Fitz Gibbon first met Carrillo in the late 1960’s when he hired him for the art department at Sacramento State of which he was chairman. He wanted to make a national presence of the school in the art world as well as diversify the department by hiring women and people of color.

Fitz Gibbon heard about a Mexican American working in Baja.

“He had established a workshop on an acre and a half of scrabble ground on the outskirts of La Paz” said Fitz Gibbon. “He brought in people who knew how to weave, carve wood, build a kiln. He created a kind of artisan workshop, in so doing he created employment to dozens
of families who were destitute”

Carrillo, Fitz Gibbon said, always looked for situations and created opportunity. Though he taught art at UCSC he always had time for the Mexican laborer in the Salinas fields.

Pamela Bailey, director of the Sesnon gallery,said that, for her, Eduardo represented generosity. He gave of himself as an artist wholeheartedly and without hesitation.

“He didn’t hold back,” said Bailey, “because he simply knew that there would be more where that came from.
He trusted his gift as an artist and he trusted the world to receive it”
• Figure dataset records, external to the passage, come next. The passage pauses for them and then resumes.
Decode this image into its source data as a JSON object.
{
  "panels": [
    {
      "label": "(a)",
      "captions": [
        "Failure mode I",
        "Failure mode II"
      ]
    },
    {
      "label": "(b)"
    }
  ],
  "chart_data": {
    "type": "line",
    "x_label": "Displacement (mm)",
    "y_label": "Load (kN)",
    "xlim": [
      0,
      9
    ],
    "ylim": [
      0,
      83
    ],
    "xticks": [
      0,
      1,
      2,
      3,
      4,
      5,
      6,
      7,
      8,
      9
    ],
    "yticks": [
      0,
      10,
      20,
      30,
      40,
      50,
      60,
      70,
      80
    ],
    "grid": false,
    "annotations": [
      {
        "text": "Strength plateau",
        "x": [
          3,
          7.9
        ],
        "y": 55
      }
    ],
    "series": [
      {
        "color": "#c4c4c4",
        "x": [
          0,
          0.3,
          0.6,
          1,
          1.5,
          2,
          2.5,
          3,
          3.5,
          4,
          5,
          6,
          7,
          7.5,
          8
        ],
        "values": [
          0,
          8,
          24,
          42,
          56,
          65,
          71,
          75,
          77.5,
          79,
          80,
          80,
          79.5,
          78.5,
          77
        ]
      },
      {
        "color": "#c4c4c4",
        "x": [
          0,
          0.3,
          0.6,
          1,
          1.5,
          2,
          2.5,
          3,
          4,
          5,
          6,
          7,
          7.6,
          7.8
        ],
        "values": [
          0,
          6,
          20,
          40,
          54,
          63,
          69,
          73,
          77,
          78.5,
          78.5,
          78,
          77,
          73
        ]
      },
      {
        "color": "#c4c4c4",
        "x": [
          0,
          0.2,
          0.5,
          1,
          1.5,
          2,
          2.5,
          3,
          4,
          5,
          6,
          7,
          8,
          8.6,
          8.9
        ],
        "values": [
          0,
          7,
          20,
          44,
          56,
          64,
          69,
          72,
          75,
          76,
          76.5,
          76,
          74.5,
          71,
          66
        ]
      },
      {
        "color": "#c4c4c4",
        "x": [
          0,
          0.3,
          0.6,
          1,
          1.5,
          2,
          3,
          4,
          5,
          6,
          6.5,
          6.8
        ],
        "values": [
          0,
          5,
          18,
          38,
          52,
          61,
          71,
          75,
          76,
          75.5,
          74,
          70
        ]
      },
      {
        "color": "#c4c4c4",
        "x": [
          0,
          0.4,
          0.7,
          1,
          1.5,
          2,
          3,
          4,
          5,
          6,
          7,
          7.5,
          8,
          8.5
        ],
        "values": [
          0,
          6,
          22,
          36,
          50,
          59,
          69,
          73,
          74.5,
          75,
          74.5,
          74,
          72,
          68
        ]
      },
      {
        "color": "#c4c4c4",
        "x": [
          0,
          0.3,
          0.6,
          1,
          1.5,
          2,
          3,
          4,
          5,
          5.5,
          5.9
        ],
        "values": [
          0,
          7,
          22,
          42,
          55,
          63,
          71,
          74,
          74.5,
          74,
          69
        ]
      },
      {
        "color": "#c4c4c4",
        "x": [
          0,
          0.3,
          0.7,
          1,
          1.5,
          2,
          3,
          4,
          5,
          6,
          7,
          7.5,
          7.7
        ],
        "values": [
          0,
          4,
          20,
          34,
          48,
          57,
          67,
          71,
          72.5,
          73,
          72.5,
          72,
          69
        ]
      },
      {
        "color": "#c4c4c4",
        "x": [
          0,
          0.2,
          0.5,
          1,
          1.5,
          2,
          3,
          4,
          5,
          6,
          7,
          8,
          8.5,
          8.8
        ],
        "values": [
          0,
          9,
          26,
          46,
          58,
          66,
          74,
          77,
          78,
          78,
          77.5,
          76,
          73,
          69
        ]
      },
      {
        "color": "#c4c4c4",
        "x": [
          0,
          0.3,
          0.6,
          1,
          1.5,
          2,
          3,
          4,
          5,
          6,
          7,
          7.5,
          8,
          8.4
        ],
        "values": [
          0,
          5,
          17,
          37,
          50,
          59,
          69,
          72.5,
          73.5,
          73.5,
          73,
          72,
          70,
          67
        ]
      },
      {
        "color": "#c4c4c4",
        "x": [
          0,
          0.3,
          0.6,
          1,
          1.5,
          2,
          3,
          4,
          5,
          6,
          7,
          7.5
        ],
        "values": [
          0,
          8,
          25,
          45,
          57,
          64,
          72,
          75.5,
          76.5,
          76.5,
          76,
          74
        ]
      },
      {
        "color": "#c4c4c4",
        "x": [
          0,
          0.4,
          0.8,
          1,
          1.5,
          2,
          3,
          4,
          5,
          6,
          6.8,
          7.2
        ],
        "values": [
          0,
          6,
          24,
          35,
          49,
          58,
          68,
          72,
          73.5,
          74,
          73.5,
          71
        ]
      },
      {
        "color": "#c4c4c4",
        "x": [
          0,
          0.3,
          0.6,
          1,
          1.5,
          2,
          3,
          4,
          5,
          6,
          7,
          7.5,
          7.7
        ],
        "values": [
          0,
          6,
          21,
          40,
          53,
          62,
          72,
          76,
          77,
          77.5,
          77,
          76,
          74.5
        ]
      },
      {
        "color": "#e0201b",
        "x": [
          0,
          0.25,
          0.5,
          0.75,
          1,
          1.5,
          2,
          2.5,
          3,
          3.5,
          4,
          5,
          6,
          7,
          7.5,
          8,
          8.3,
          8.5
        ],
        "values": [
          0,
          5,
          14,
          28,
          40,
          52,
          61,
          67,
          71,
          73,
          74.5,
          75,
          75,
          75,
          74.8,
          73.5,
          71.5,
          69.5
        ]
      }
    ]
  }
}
The Memorial Exhibition reflects Carrillo’s uncanny ability to reinvent himself. Eclectic but technically fastidious and always passionately earthy, this collection of paintings presents work from the 1960’s up to the year of his death. It displays the wit and melancholoy that so frequently make up the two sides of the Mexican coin.
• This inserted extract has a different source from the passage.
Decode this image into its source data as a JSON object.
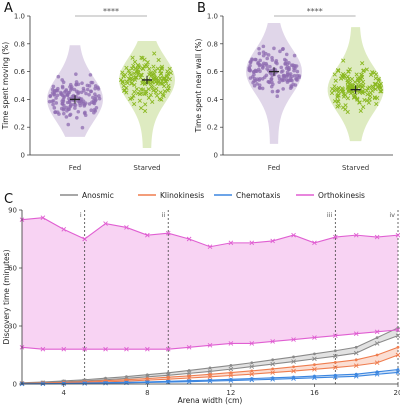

He constantly searched for ways to transform the material into the numinous. “He gave you that paradigm of spiritual truth in his form,” said Fitz Gibbon, “more deduced from an ideal realm than from a pure realm. That’s how us art critics talk”

Taking the breath of his form from the Italian painters from the 14th century as well as the proto-surrealists of Latin culture, Carrillo let his paintings bubble up from the unconscious. Born in the barrio of east Los Angeles he had an unpretentious savvy that easily drew both the privledged and the disadvantaged to his side. Fitz Gibbons claims his attitude was bred by the values espoused by his Mexican relatives love, openness, generousity of spirit and a humility that is not found in the States.

“Everybody loved Ed” said Fitz Gibbon who says Carrillo will take his place near the top of American artists. “He was a remarkable touchstone.”